Витри не был первым, что повстречалось ему на пути. По пути из Парижа словно прошел огненный ураган: королевское войско не хуже сарацин подчистую снесло несколько деревень, в том числе и пару-тройку принадлежащих аббатствам, оставляя за собой только дымящиеся развалины. Витри стал первым крупным камнем, о который запнулась коса королевского правосудия: не разобравшись, что карают их воистину поделом, городские жители почему-то стали обороняться. В узеньких улочках, где Ален порою таился в сарацинской засаде, пока друзья его, отважные рыцари Готфрида, гордо проезжали мимо, пало немало королевских воинов. Шампанская городская свобода, неведомая в Иль-де-Франсе, перегородила переулки баррикадами, пропарывала вилами брюхо рыцарским коням. Последним аккордом королевского мщения прозвучал крик тысячи горожан, сожженных вместе с церковью, где они искали укрытия. Где-то там сгорел и молодой муж тетки Алисы, а может, и Аленский светлобородый отец, у которого были такие большие ладони, что каждой из них он мог, как шапочкой, покрыть в ласке голову сына. Впрочем, про Бертрана ничего точно не узнали, и потому в мыслях и снах Алена он то представал с обгорелыми волосами и черным, неимоверным лицом, то валяющимся в переулке лицом вниз, пропоротый рыцарским копьем насквозь — сверху вниз… А о чем думал Этьенет и что он видел во сне, никто на свете не знал, потому как он не рассказывал. Только широкие его скулы заострились да глаза стали еще больше, чем обычно. Первые два дня он почти совсем не говорил.

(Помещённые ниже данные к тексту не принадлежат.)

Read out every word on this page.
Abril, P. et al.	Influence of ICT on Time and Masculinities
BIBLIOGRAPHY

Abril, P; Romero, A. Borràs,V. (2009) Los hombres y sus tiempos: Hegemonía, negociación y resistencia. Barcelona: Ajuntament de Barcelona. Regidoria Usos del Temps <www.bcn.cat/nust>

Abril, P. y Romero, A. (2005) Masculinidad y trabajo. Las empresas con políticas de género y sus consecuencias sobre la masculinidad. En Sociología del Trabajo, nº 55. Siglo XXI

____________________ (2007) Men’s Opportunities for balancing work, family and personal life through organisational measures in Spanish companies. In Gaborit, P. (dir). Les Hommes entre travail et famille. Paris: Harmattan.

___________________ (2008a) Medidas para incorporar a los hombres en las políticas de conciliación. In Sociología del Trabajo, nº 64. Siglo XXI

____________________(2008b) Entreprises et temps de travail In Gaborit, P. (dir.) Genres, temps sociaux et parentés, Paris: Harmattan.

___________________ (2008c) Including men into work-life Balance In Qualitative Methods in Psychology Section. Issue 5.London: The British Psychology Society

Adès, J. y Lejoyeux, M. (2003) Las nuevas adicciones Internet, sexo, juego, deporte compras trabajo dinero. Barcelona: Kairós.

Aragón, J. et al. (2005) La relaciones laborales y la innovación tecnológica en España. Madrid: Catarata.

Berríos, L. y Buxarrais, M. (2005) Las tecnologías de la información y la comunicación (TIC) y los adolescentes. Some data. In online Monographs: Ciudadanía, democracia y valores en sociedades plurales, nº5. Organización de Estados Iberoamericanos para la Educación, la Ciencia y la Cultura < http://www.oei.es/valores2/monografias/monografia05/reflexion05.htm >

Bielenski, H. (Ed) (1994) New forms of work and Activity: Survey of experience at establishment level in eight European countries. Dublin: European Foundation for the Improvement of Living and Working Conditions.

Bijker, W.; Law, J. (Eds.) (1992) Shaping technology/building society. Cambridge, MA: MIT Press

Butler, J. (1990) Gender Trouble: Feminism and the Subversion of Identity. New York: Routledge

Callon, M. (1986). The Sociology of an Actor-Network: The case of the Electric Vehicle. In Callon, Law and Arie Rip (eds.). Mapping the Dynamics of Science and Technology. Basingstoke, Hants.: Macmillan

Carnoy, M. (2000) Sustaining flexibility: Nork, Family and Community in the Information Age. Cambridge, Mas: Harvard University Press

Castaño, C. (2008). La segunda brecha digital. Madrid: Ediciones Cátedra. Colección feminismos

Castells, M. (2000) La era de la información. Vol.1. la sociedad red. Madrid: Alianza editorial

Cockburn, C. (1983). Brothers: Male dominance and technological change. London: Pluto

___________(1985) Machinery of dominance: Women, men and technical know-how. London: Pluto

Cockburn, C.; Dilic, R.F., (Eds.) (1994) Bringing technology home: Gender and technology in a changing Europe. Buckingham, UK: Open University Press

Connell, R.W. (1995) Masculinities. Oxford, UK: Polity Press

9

Больше всего Алена преследовала эта горящая церковь. Огромный костер, огонь вырывается из стрельчатых окон, черная копоть на серых стенах, запах горящего мяса… Запах, сладенький, невыносимый и сумасшедший, горелой плоти и волос тех, кто искал укрытия у подножия алтаря. Jus asyli[3], вернейшее право вернейшего из убежищ. Ki ore irat od Loovis… Там внутри, интересно, — там все сгорело? Кресты там, алтарь, Тело Христово в золоченой дарохранительнице… Деревянные-то статуи уж наверняка, а каменные — только почернели. Ален верил в истории про оживающие статуи, про кровавые слезы из глаз каменной Богородицы — должно быть, они плакали там тогда, эти фигуры, может, даже кричали с людьми вместе… И когда половина людей уже задохнулась в дыму, статуи все взывали, и черной чешуей падала обгоревшая краска. А король, наверное, смотрел. Стоял на горе Фурш и смотрел на пламя у подножья, и люди короля не открыли горящим им двери, хотя они стучали, не могли не стучать — изнутри… Наверное, люди короля тоже стояли и смотрели. «Кто за Луи сейчас пойдет…» А потом, наверное, пошли у себя в Париже или где они там живут — в церковь, и исповедались, а потом отправились домой, или по кабакам, и до сих пор живут где-то, тихо и спокойно. А кое-кто из них наверняка нашил на одежду алые кресты, и не один ли из тех сейчас пробежал мимо Алена, едва не свалив его с ног?.. Но об этом лучше не думать. Потому что — вот она, ненависть. Ki ore irat od Loovis.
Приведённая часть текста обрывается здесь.